La base du nouvel ordre mondial
Les experts mettent depuis longtemps en garde contre l’objectif de la Chine d’installer un nouvel ordre mondial.
En 2020, Nadège Rolland, membre éminente du National Bureau of Asian Research, a écrit dans un article que l’ICR est « la base du nouvel ordre mondial que le leadership chinois veut voir émerger ».
« Ses différentes composantes sont utilisées pour ancrer l’influence à long terme de la Chine dans le monde en développement et émergent. Cette acquisition d’influence au coup par coup, motivée par l’opportunisme, est également guidée par une logique stratégique qui vise à maximiser la puissance [de Pékin] », écrit-elle.
Mme Rolland a exhorté à contrer la Chine dans sa région avoisinante. Selon elle, « si la Chine est tenue en échec en Asie de l’Est, Pékin sera moins capable de poursuivre son expansion dans d’autres zones géographiques ou d’établir une vaste sphère d’influence sinocentrique ».
Mme Rolland a réitéré son argument dans un document datant de 2021.
« L’ICR dessine non seulement la carte théorique de la sphère d’influence souhaitée par la Chine, mais sert également de banc d’essai pour le système envisagé par le leadership chinois, dans lequel la Chine est au centre d’un nouvel ordre économique et politique, et exerce une influence croissante sur les pays dépendants. »
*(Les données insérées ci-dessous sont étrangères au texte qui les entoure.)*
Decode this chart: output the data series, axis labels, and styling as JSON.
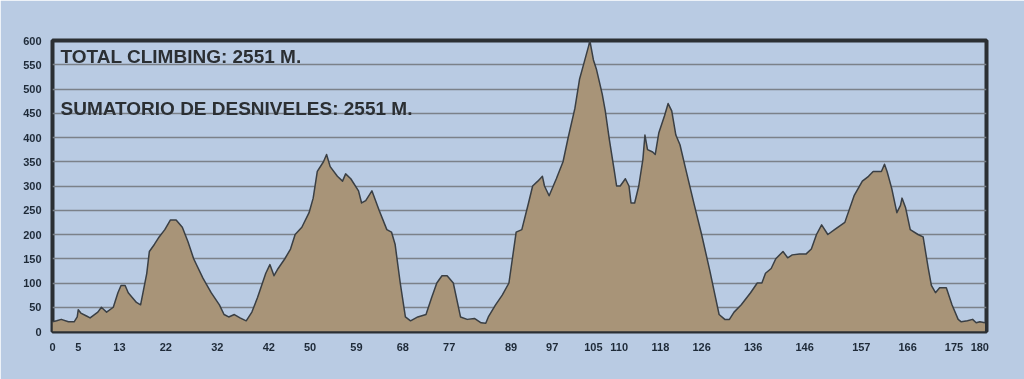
{
  "chart_data": {
    "type": "area",
    "annotations": [
      "TOTAL CLIMBING:  2551 M.",
      "SUMATORIO DE DESNIVELES: 2551 M."
    ],
    "x": [
      0,
      0.8,
      1.7,
      3.1,
      4.2,
      4.8,
      5.0,
      5.5,
      6.6,
      7.3,
      8.8,
      9.5,
      10.0,
      10.5,
      11.8,
      12.7,
      13.3,
      14.1,
      14.7,
      16.3,
      17.1,
      18.3,
      18.8,
      19.8,
      20.7,
      21.8,
      22.9,
      24,
      25.2,
      26.3,
      27.4,
      29.2,
      30.8,
      32.4,
      33.3,
      34.2,
      35.3,
      36.4,
      37.6,
      38.7,
      39.8,
      41.4,
      42.2,
      43.0,
      43.8,
      45.1,
      46.2,
      47.1,
      48.4,
      49.8,
      50.6,
      51.4,
      52.6,
      53.2,
      53.9,
      55.3,
      56.3,
      56.9,
      57.9,
      59.4,
      60.0,
      60.8,
      62.0,
      63.4,
      64.9,
      65.8,
      66.5,
      67.5,
      68.5,
      69.5,
      70.9,
      72.5,
      73.6,
      74.6,
      75.6,
      76.6,
      77.8,
      79.2,
      80.5,
      81.9,
      83.2,
      84.1,
      84.6,
      86.0,
      87.3,
      88.6,
      90.0,
      91.1,
      92.4,
      93.2,
      94.2,
      95.1,
      95.5,
      96.4,
      97.8,
      99.1,
      100.1,
      101.4,
      102.3,
      103.2,
      104.1,
      104.3,
      105,
      105.6,
      106.7,
      107.3,
      108.1,
      109.0,
      109.5,
      110.2,
      111.2,
      111.9,
      112.3,
      113.0,
      113.8,
      114.6,
      115.0,
      115.5,
      116.5,
      117.0,
      117.7,
      118.8,
      119.5,
      120.2,
      121.0,
      121.8,
      122.8,
      124.6,
      126,
      127.6,
      128.7,
      129.4,
      130.5,
      131.4,
      132.3,
      133.7,
      135.5,
      136.8,
      137.7,
      138.4,
      139.5,
      140.4,
      141.8,
      142.7,
      143.6,
      145,
      146.3,
      147.3,
      148.3,
      149.3,
      150.5,
      151.8,
      153.8,
      155.6,
      157.2,
      158.4,
      159.3,
      160.9,
      161.5,
      162.0,
      162.9,
      163.9,
      164.6,
      164.9,
      165.6,
      166.5,
      168.0,
      169.0,
      170.0,
      170.6,
      171.4,
      172.2,
      173.5,
      174.6,
      175.8,
      176.4,
      177.6,
      178.6,
      179.3,
      180,
      181.0
    ],
    "series": [
      {
        "color": "#a89478",
        "values": [
          20,
          22,
          25,
          20,
          20,
          30,
          45,
          38,
          32,
          28,
          40,
          50,
          45,
          40,
          50,
          80,
          95,
          95,
          80,
          60,
          55,
          120,
          165,
          180,
          195,
          210,
          230,
          230,
          215,
          185,
          150,
          110,
          80,
          55,
          35,
          30,
          35,
          28,
          22,
          40,
          70,
          120,
          138,
          115,
          130,
          150,
          170,
          200,
          215,
          245,
          275,
          330,
          350,
          365,
          340,
          320,
          310,
          325,
          315,
          290,
          265,
          270,
          290,
          250,
          210,
          205,
          180,
          100,
          30,
          22,
          30,
          35,
          70,
          100,
          115,
          115,
          100,
          30,
          25,
          27,
          18,
          17,
          30,
          55,
          75,
          100,
          205,
          210,
          265,
          300,
          310,
          320,
          300,
          280,
          315,
          350,
          400,
          460,
          520,
          555,
          590,
          600,
          560,
          540,
          490,
          455,
          395,
          335,
          300,
          300,
          315,
          300,
          265,
          265,
          300,
          355,
          405,
          375,
          370,
          365,
          410,
          445,
          470,
          455,
          405,
          385,
          340,
          260,
          200,
          125,
          70,
          35,
          25,
          25,
          40,
          55,
          80,
          100,
          100,
          120,
          130,
          150,
          165,
          152,
          158,
          160,
          160,
          170,
          200,
          220,
          200,
          210,
          225,
          280,
          310,
          320,
          330,
          330,
          345,
          330,
          295,
          245,
          260,
          275,
          255,
          210,
          200,
          195,
          130,
          95,
          80,
          90,
          90,
          55,
          25,
          20,
          22,
          25,
          18,
          20,
          18
        ]
      }
    ],
    "xlim": [
      0,
      181.3
    ],
    "xticks": [
      0,
      5,
      13,
      22,
      32,
      42,
      50,
      59,
      68,
      77,
      89,
      97,
      105,
      110,
      118,
      126,
      136,
      146,
      157,
      166,
      175,
      180
    ],
    "ylim": [
      0,
      600
    ],
    "yticks": [
      0,
      50,
      100,
      150,
      200,
      250,
      300,
      350,
      400,
      450,
      500,
      550,
      600
    ],
    "grid": "y"
  }
}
D’après les médias d’État chinois, la Chine et la Russie ont commencé à coopérer dans le cadre de l’ICR en 2014.
Un article figurant dans le rapport 2019 d’International Security Forum Bonn (Allemagne) suggère que le Kremlin pourrait considérer l’ICR chinois comme un moyen de poursuivre ses ambitions. L’article, rédigé par Vladislav Belov, directeur adjoint à l’Académie russe des sciences, indique que l’ICR « pourrait être considérée comme une approche alternative pour reformater ‘d’en bas’ l’ordre mondial ».
M. Belov a fait valoir que l’ICR « est en phase » avec l’Union économique eurasiatique (EAEU) dominée par la Russie – une alliance d’États qui formaient l’ex-Union soviétique.
« L’association de ces projets suggère que Moscou et Pékin construisent de nouvelles formes d’ordre mondial, plus efficaces que les approches similaires de l’Occident », a-t-il écrit.
Le 17 octobre, le rabbin Aryeh Lightstone, ancien conseiller principal de l’ambassadeur des États-Unis en Israël, a expliqué à la chaîne de télévision NTD que le monde connaissait un remaniement de la dynamique du pouvoir mondial.
« Nous constatons que l’Amérique est incroyablement faible sur la scène internationale. Et que d’autres en profitent », a-t-il déclaré avant les derniers entretiens entre Poutine et Xi Jinping. « Il y a trois ans à peine, l’Iran était sur la corde raide, économiquement incapable de gérer les affaires de son propre pays et certainement pas capable de s’immiscer de manière plus ou moins importante dans les affaires d’autres pays. »
Aujourd’hui, les « forces du mal » profitent de la « faiblesse » de l’Amérique, a poursuivi M. Lightstone, ajoutant que les atrocités commises par le Hamas sont « sans précédent depuis l’époque de l’Holocauste ».